Effect of low-frequency pulsed electromagnetic field on the mice MC3T3-E1 cells proliferation, differentiation and mineralization

Objective To investigate the impacts of low-frequency pulsed electromagnetic fields (LFPEMFs) on proliferation, differentiation and mineralization of mouse osteoblastic cell line MC3T3-E1. Method MC3T3-E1 osteoblast-like cells were divided into 4 groups: control group, 1.10mT field group, 3.10mT field group and 4.10mT field group. The experimental materials were collected at two time points: 14 and 21 days after magnetic field irradiation. The cells were stimulated by a pulsed magnetic field with a certain frequency (0.15 Hz) and different intensities (1.10 mT, 3.10 mT, 4.10 mT) under normal culture conditions. Cell counting kit (CCK8) was used to perform 24 hours after the cells were treated. 14 days after cell treatment, alkaline phosphatase (ALP) staining, Osteocalcin (OCN) enzyme-linked immunosorbent assay (ELISA) and Western Blotting (WB) of runt-related transcription factor 2 (RUNX 2) were performed. Alizarin red staining, OCN ELISA and Collagen I (Cola I) WB were performed on all 4 groups of cells after 21 days of treatment.

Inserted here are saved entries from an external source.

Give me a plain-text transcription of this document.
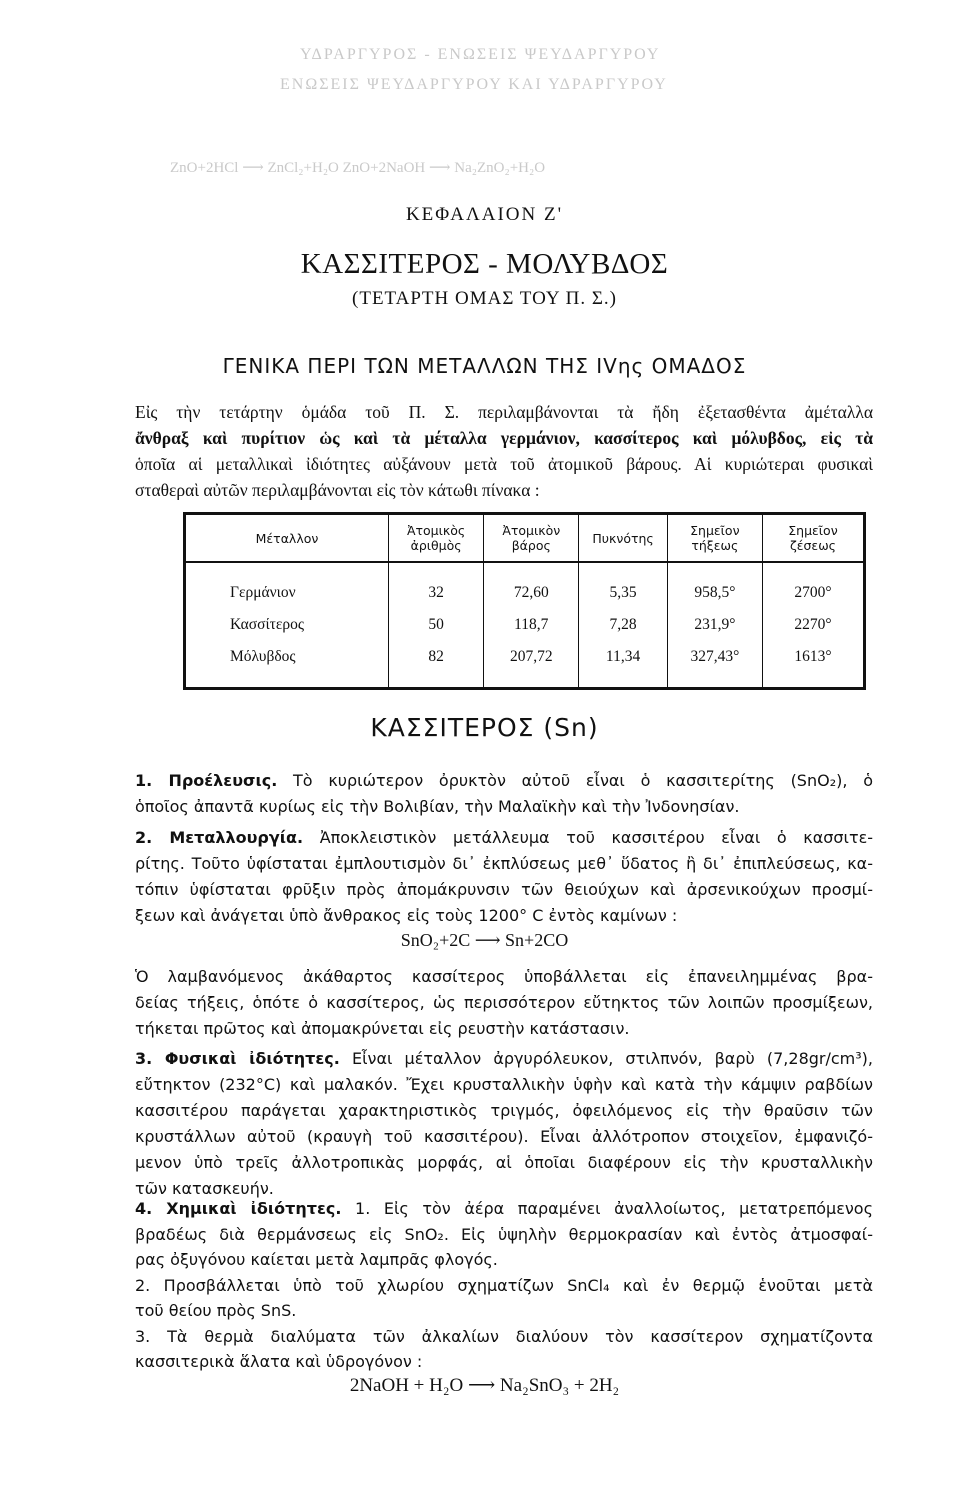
ΥΔΡΑΡΓΥΡΟΣ - ΕΝΩΣΕΙΣ ΨΕΥΔΑΡΓΥΡΟΥ
ΕΝΩΣΕΙΣ ΨΕΥΔΑΡΓΥΡΟΥ ΚΑΙ ΥΔΡΑΡΓΥΡΟΥ
ZnO+2HCl ⟶ ZnCl₂+H₂O ZnO+2NaOH ⟶ Na₂ZnO₂+H₂O
ΚΕΦΑΛΑΙΟΝ Ζ'
ΚΑΣΣΙΤΕΡΟΣ - ΜΟΛΥΒΔΟΣ
(ΤΕΤΑΡΤΗ ΟΜΑΣ ΤΟΥ Π. Σ.)
ΓΕΝΙΚΑ ΠΕΡΙ ΤΩΝ ΜΕΤΑΛΛΩΝ ΤΗΣ IVης ΟΜΑΔΟΣ
Εἰς τὴν τετάρτην ὁμάδα τοῦ Π. Σ. περιλαμβάνονται τὰ ἤδη ἐξετασθέντα ἀμέταλλα
ἄνθραξ καὶ πυρίτιον ὡς καὶ τὰ μέταλλα γερμάνιον, κασσίτερος καὶ μόλυβδος, εἰς τὰ
ὁποῖα αἱ μεταλλικαὶ ἰδιότητες αὐξάνουν μετὰ τοῦ ἀτομικοῦ βάρους. Αἱ κυριώτεραι φυσικαὶ
σταθεραὶ αὐτῶν περιλαμβάνονται εἰς τὸν κάτωθι πίνακα :
Μέταλλον	Ἀτομικὸς ἀριθμὸς	Ἀτομικὸν βάρος	Πυκνότης	Σημεῖον τήξεως	Σημεῖον ζέσεως
Γερμάνιον	32	72,60	5,35	958,5°	2700°
Κασσίτερος	50	118,7	7,28	231,9°	2270°
Μόλυβδος	82	207,72	11,34	327,43°	1613°
ΚΑΣΣΙΤΕΡΟΣ (Sn)
1. Προέλευσις. Τὸ κυριώτερον ὀρυκτὸν αὐτοῦ εἶναι ὁ κασσιτερίτης (SnO₂), ὁ
ὁποῖος ἀπαντᾶ κυρίως εἰς τὴν Βολιβίαν, τὴν Μαλαϊκὴν καὶ τὴν Ἰνδονησίαν.
2. Μεταλλουργία. Ἀποκλειστικὸν μετάλλευμα τοῦ κασσιτέρου εἶναι ὁ κασσιτε-
ρίτης. Τοῦτο ὑφίσταται ἐμπλουτισμὸν δι᾽ ἐκπλύσεως μεθ᾽ ὕδατος ἢ δι᾽ ἐπιπλεύσεως, κα-
τόπιν ὑφίσταται φρῦξιν πρὸς ἀπομάκρυνσιν τῶν θειούχων καὶ ἀρσενικούχων προσμί-
ξεων καὶ ἀνάγεται ὑπὸ ἄνθρακος εἰς τοὺς 1200° C ἐντὸς καμίνων :
SnO₂+2C ⟶ Sn+2CO
Ὁ λαμβανόμενος ἀκάθαρτος κασσίτερος ὑποβάλλεται εἰς ἐπανειλημμένας βρα-
δείας τήξεις, ὁπότε ὁ κασσίτερος, ὡς περισσότερον εὔτηκτος τῶν λοιπῶν προσμίξεων,
τήκεται πρῶτος καὶ ἀπομακρύνεται εἰς ρευστὴν κατάστασιν.
3. Φυσικαὶ ἰδιότητες. Εἶναι μέταλλον ἀργυρόλευκον, στιλπνόν, βαρὺ (7,28gr/cm³),
εὔτηκτον (232°C) καὶ μαλακόν. Ἔχει κρυσταλλικὴν ὑφὴν καὶ κατὰ τὴν κάμψιν ραβδίων
κασσιτέρου παράγεται χαρακτηριστικὸς τριγμός, ὀφειλόμενος εἰς τὴν θραῦσιν τῶν
κρυστάλλων αὐτοῦ (κραυγὴ τοῦ κασσιτέρου). Εἶναι ἀλλότροπον στοιχεῖον, ἐμφανιζό-
μενον ὑπὸ τρεῖς ἀλλοτροπικὰς μορφάς, αἱ ὁποῖαι διαφέρουν εἰς τὴν κρυσταλλικὴν
τῶν κατασκευήν.
4. Χημικαὶ ἰδιότητες. 1. Εἰς τὸν ἀέρα παραμένει ἀναλλοίωτος, μετατρεπόμενος
βραδέως διὰ θερμάνσεως εἰς SnO₂. Εἰς ὑψηλὴν θερμοκρασίαν καὶ ἐντὸς ἀτμοσφαί-
ρας ὀξυγόνου καίεται μετὰ λαμπρᾶς φλογός.
2. Προσβάλλεται ὑπὸ τοῦ χλωρίου σχηματίζων SnCl₄ καὶ ἐν θερμῷ ἑνοῦται μετὰ
τοῦ θείου πρὸς SnS.
3. Τὰ θερμὰ διαλύματα τῶν ἀλκαλίων διαλύουν τὸν κασσίτερον σχηματίζοντα
κασσιτερικὰ ἅλατα καὶ ὑδρογόνον :
2NaOH + H₂O ⟶ Na₂SnO₃ + 2H₂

Results No toxic response was observed in MC3T3-E1 osteoblast cells exposed to different intensity of LFPEMFs for 24 hours. Compared with the control group, the expression of ALP, OCN and RUNX 2 in MC3T3-E1cells treated with different intensity of LFPEMFs for 14d were significantly increased. Protein expression also increased with the increase of intensity. Conclusion Fixed-frequency pulsed electromagnetic fields can promote the osteogenic differentiation and mineralization, which are also magnetic field intensity dependent. The results provide evidences for intervention of fracture healing and anti-osteoporosis treatment.